More Fun with Canning Jars

            This was fun to do for a dinner party this weekend.  These are a couple of a dozen individual cheesecakes baked in various canning jars.   

They are real cheese cakes, containing not just cream cheese, but ½ pound of Neufchatel along with crème fraiche.  The topping is roasted nectarines with some lemon basil and thyme for an herby infusion. 
For those of us no longer living in graham cracker land, this brand of cookies made an acceptable substitute.

           You should take into account, if you make these, that you and your guests will be eating a storage container full of rich dessert, but most of the guests were able to make peace with it. 
I won’t even pretend to rewrite this recipe.  It is from the blog Chez Pim and she has nicely broken down the steps in the recipe to walk you through it.

Simply Onions

            This seasonal food lifestyle continues to point out the naïve spots in my thinking about food production.  I am fully prepared for greens, and citrus, and artichokes to come and go, but I guess I did always think that onions were perennial.  Well guess what?  There is also an onion season, when they are fantastic, and then there is an off-season when they are dodgy or completely unavailable.  Now is the season and they are firm and potent. 
            I am a little nutty about collecting canning jars right now.  I used precious suitcase space to bring some back from the US this summer and when I was in Florence last weekend and saw an amazing selection at a grocery store, I filled our insulated wine bags with empty jars instead of the wine I had been instructed to purchase.  Look how cute they are?  Just dream of what could be put away in the baby food and milk bottle sizes.  I do.
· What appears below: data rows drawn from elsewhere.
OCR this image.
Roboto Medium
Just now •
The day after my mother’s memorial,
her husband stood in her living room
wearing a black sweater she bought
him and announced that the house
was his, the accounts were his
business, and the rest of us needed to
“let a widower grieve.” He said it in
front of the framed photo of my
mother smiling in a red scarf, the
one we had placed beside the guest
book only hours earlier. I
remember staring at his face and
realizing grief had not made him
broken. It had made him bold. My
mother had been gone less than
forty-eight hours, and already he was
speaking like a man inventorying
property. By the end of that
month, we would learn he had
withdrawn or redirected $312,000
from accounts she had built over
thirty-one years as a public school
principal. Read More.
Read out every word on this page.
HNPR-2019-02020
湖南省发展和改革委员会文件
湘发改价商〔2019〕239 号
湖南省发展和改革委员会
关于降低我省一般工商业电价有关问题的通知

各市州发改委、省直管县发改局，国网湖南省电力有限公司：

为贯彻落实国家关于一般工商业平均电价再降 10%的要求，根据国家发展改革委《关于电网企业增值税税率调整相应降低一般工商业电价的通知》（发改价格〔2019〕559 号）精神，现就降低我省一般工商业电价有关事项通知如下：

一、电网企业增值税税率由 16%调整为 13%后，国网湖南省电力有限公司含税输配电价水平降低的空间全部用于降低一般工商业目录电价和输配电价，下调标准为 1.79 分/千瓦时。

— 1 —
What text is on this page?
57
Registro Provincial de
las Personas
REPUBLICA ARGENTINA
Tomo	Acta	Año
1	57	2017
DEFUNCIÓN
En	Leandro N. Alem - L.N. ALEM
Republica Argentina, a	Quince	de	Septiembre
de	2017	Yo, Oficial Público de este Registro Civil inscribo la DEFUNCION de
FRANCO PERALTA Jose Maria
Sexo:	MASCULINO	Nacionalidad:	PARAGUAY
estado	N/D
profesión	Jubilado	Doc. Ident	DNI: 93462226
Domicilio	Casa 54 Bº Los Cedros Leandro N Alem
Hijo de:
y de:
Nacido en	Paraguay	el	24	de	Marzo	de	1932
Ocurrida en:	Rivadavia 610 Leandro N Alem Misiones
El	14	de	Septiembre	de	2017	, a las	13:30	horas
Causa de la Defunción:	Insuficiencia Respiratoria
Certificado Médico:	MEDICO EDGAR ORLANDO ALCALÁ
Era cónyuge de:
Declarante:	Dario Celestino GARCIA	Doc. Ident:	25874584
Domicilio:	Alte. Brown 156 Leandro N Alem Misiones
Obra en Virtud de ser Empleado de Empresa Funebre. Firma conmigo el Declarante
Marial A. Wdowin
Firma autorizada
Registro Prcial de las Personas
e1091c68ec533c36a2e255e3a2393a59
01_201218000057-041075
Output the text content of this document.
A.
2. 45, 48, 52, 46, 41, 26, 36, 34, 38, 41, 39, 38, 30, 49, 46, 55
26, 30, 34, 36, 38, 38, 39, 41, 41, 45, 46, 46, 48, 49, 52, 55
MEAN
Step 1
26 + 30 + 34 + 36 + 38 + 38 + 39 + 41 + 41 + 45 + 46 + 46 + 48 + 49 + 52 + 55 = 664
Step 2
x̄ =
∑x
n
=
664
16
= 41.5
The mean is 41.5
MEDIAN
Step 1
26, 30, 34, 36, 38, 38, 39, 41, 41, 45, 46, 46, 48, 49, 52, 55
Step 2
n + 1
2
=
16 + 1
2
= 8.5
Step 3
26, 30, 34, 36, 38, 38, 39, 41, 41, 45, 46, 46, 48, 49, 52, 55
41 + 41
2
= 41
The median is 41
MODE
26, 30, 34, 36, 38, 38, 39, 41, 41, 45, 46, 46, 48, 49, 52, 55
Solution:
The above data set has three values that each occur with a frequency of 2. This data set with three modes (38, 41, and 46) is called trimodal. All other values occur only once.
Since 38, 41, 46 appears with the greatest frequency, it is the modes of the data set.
            Canning and preserving food is a hip topic in the food world these days.  Here’s an inspiring blog: Saving the Season, with a soon to be published book.  I read this and then think, yes, I’m going to the market right this minute and I’m going to spend the rest of the day processing whatever looks great.  But then we don’t actually need to stock up our pantry like we’re “preppers” and I might like to do one or two other things in a day besides canning food.    I think I’m more in line with the Italian style of when you are already cooking and you’ve got some extra, pop it into a jar or two to have again in the not too far off future. 
            Giorgio Locatelli recommends putting some of these onions in jars as a future flavor cache.  The directions are my paraphrase.

Balsamic Onions
1.     Peel a batch of tiny onions, leaving the stem intact.
2.     Combine equal parts sherry vinegar and white wine (begin with 250 ml of each and adjust if you need more to cover your onions). 
3.     Add onions and parboil until just tender.
4.     Strain onions from liquid, allow to cool at room temperature and remove the outer layer.
5.     In a heavy bottomed pan, large enough to hold the onions.  Add onions, sprinkle with enough brown sugar to get some on all of the onions and then gently toss over medium heat until the sugar melts, caramelizes slightly, and covers the onions.
6.     Add balsamic vinegar to cover the onions and simmer briefly.
7.     The onions are ready to eat at this point or you can put them in sterilized jars, making sure to cover all onions with vinegar.  Cap the jars with sealable lids and process in a water bath.  When jars have cooled, make sure the lid is fully sealed before putting them in on a dark shelf for storage.  If a jar isn’t sealed, either reprocess with a new lid or put in the refrigerator to eat within two weeks.    The flavor will improve with time, but eat within 6 months.